AA.VV., Famiglia e salute, Vita e pensiero, Milano, 1987, pp. 382, L.
32.000
La pubblicazione raccoglie gli atti del convegno
internazionale «Famiglia e salute: nuovi orientamenti nelle scienze psico-medico-sociali
e nelle organizzazioni sanitarie», promosso dal Centro Studi e Ricerche sulla
Famiglia e tenutosi a Milano, presso l'Università Cattolica, nei giorni 3-4-5
novembre 1986.
Il convegno ha avuto come filo conduttore il fatto
che con sempre maggiore evidenza è emersa l'importanza della famiglia agli
effetti della salute personale e collettiva.

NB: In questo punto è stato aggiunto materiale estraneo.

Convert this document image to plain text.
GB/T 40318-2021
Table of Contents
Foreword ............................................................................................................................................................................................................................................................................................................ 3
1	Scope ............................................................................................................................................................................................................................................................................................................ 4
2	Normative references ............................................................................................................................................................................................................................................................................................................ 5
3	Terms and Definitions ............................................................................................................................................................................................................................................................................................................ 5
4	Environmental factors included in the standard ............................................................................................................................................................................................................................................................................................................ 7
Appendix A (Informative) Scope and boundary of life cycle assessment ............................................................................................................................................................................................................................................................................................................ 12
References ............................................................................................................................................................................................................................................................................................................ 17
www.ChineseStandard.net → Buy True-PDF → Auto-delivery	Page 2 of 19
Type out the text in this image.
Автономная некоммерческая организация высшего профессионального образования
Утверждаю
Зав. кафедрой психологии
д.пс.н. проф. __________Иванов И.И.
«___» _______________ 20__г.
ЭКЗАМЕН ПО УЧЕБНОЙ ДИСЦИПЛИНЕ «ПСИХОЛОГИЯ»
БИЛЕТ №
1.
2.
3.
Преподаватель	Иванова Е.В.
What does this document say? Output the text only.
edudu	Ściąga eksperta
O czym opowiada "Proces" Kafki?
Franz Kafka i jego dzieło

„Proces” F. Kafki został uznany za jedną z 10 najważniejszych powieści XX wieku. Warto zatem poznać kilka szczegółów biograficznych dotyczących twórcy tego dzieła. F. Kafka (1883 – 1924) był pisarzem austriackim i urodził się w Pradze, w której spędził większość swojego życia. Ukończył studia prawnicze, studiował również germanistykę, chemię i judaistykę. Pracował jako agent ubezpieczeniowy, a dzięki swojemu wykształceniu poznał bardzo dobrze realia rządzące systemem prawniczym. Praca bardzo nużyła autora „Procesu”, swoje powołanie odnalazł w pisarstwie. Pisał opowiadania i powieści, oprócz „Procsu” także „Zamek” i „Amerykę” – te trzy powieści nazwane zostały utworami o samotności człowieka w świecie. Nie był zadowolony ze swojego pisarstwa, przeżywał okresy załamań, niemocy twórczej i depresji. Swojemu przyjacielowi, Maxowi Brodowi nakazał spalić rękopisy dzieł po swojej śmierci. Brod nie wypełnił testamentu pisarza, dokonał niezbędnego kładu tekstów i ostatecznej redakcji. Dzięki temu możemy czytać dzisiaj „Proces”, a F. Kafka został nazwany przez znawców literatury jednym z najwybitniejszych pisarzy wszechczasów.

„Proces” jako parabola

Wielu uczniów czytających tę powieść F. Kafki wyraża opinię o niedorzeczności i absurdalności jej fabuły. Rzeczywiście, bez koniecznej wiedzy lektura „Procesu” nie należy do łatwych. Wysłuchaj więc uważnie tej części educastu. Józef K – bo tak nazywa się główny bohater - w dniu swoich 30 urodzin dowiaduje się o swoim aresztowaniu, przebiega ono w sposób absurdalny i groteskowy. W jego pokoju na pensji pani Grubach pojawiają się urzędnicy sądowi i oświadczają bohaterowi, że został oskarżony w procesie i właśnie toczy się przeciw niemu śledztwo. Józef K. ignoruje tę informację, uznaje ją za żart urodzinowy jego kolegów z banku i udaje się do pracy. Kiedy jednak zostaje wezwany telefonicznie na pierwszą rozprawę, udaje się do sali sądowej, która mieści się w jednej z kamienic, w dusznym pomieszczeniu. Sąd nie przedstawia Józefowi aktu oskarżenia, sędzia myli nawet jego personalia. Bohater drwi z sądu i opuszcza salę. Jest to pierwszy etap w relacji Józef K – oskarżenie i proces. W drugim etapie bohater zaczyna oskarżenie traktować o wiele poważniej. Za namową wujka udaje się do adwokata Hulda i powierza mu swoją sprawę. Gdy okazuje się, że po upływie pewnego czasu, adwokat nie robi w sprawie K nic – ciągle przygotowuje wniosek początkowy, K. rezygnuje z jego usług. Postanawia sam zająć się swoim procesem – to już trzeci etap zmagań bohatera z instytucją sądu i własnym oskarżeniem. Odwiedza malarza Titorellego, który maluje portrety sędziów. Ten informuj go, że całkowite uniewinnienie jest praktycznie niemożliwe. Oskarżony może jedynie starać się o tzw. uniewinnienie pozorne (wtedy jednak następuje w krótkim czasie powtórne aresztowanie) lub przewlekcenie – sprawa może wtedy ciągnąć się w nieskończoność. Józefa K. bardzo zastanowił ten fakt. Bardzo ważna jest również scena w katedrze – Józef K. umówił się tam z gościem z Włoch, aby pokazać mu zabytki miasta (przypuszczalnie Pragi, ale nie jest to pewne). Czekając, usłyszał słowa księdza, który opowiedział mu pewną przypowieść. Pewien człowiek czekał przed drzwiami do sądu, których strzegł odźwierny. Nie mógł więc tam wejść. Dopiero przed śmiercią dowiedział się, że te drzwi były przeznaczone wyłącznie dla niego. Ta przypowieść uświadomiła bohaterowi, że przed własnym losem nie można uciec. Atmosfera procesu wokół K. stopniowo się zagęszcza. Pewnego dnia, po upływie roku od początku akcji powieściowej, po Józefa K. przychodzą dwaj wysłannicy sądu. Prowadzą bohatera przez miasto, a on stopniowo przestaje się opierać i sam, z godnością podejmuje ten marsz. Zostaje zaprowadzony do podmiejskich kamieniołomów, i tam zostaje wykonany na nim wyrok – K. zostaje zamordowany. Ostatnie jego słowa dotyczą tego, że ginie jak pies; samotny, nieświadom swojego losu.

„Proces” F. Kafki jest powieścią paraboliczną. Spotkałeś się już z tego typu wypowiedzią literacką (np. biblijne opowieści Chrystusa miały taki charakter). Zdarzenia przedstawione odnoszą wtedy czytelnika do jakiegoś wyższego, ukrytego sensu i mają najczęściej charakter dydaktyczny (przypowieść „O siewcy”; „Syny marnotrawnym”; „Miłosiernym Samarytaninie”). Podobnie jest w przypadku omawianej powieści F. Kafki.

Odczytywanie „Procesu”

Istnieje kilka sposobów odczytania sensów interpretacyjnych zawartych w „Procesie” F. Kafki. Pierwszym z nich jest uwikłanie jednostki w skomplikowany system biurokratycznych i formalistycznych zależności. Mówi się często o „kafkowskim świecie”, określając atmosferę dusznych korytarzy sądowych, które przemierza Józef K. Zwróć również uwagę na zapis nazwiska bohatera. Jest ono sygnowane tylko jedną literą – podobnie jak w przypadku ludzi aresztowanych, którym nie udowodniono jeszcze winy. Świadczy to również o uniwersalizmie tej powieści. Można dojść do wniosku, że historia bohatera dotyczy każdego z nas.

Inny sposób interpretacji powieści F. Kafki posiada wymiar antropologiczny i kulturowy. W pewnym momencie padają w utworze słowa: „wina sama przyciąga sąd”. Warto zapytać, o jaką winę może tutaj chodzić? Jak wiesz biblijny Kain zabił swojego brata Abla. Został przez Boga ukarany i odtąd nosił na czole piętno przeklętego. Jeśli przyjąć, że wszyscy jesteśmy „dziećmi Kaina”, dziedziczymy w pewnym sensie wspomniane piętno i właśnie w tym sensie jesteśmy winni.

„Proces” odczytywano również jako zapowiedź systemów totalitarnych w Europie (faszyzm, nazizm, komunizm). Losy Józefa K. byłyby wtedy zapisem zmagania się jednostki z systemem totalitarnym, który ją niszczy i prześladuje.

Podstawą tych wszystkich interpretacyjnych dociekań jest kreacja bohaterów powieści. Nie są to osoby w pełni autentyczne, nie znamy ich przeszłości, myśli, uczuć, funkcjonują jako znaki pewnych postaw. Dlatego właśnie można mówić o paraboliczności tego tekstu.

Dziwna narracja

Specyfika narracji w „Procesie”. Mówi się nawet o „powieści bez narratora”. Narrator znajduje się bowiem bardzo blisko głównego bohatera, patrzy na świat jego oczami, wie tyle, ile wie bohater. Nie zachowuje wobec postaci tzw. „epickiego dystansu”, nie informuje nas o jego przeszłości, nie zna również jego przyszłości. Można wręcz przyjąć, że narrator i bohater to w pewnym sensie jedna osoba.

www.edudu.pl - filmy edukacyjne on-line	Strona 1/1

Afferma Eugenia Scabici «La salute di una comunità locale dipende in
buona misura dalla salute psico-fisico-sociale delle sue “reti familiari”. Inoltre
la famiglia, così come è importante per la prevenzione della malattia e la
promozione della salute, è essenziale per la cura, la riabilitazione e
l'assistenza».
Secondo P. Donati, «le indicazioni operative emergenti possono essere così sintetizzate:
«a) si
tratta di riportare le famiglie nel Servizio sanitario nazionale come
preoccupazione prioritaria e quindi come “fuoco” delle analisi, degli
interventi, nonché della preparazione professionale degli operatori e della
riorganizzazione dei servizi (...);
«b)
nell'assumere tale consapevolezza e nel riorientare il Servizio sanitario
nazionale bisogna però guardarsi dallo scaricare i problemi sulla famiglia, o
peggio ancora incorrere in atteggiamenti di colpevolizzazione. Al contrario
occorre ribilanciare le responsabilità tra Stato e famiglia, in modo equo, dal
momento che oggi le relazioni sono poco chiare e spesso distorte: in linea di
principio, infatti; sembra che lo Stato si assicuri una gran quantità di oneri
per la salute delle famiglie ed i relativi servizi, ma non è così. Queste
sopportano ancora il maggior peso e spesso non trovano nei servizi pubblici
(come in quelli privati) un partner efficace, efficiente, sensibile e
dialogante, ma invece strutture facili burocratismo, inefficaci, inefficienti,
insensibili e poco disposte a relazioni minimamente reprocicanti».
Dunque conclude P. Donati «il ruolo della famiglia come tale deve essere presente nei progetti
obiettivo e nelle azioni programmate dei piani socio-sanitari».